Latency Matters: Real-Time Action Forecasting Transformer
IEEE/CVF Conference on Computer Vision and Pattern Recognition (CVPR) 2023, Highlight Presentation, Vancouver, Canada
We present RAFTformer, a real-time action forecasting transformer for latency-aware real-world action forecasting. RAFTformer is a two-stage fully transformer based architecture comprising of a video transformer backbone that operates on high resolution, short-range clips, and a head transformer encoder that temporally aggregates information from multiple short-range clips to span a long-term horizon. Additionally, we propose a novel self-supervised shuffled causal masking scheme as a model level augmentation to improve forecasting fidelity. Finally, we also propose a novel real-time evaluation setting for action forecasting that directly couples model inference latency to overall forecasting performance and brings forth a hitherto overlooked trade-off between latency and action forecasting performance.
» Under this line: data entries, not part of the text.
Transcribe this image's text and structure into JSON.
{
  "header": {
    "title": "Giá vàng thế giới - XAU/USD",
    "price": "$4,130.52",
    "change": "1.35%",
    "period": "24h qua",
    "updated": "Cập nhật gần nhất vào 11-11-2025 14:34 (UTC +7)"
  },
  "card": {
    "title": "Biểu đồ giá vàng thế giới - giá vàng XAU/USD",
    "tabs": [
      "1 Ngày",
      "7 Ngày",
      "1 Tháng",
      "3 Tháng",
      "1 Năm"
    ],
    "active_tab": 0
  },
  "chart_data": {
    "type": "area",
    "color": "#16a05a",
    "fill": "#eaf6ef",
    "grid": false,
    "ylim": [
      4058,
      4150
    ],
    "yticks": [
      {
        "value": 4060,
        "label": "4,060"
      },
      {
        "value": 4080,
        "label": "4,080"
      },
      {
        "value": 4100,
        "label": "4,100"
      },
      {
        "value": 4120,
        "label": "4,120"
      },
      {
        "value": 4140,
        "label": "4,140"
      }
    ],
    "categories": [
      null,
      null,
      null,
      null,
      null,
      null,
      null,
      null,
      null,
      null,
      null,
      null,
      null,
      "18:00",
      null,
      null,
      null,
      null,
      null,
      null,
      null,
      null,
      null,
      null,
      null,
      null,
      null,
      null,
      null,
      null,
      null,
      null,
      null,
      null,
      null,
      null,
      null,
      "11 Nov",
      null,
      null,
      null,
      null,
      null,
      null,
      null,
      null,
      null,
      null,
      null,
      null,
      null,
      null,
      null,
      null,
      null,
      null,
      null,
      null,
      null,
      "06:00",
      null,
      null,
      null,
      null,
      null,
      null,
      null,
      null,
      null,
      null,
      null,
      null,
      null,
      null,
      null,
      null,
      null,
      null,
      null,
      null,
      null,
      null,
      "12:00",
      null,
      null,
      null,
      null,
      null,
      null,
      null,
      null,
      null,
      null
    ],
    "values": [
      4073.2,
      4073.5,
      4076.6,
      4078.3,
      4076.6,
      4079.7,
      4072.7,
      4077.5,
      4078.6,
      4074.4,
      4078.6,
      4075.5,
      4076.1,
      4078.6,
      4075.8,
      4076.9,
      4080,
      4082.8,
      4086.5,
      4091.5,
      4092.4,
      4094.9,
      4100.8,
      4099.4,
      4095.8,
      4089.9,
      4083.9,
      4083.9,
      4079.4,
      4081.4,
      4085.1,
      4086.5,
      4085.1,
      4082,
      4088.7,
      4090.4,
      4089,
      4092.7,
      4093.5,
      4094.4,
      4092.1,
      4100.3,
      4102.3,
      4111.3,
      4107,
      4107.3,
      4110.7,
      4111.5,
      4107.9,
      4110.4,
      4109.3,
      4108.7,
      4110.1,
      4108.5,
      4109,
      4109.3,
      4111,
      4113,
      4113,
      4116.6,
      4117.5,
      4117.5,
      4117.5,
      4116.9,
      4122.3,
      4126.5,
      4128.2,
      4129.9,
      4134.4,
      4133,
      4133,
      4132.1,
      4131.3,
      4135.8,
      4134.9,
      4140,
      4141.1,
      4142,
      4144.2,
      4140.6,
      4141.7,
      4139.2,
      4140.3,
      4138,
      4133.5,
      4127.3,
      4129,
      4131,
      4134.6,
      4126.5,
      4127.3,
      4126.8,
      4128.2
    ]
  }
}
Our parsimonious network design facilitates RAFTformer inference latency to be 9× smaller than prior works at the same forecasting accuracy. Owing to its two-staged design, RAFTformer uses 94% less training compute and 90% lesser training parameters to outperform prior state-of-the-art baselines by 4.9 points on EGTEA Gaze+ and by 1.4 points on EPIC-Kitchens-100 validation set, as measured by Top-5 recall (T5R) in the offline setting. In the real-time setting, RAFTformer outperforms prior works by an even greater margin of upto 4.4 T5R points on the EPIC-Kitchens-100 dataset.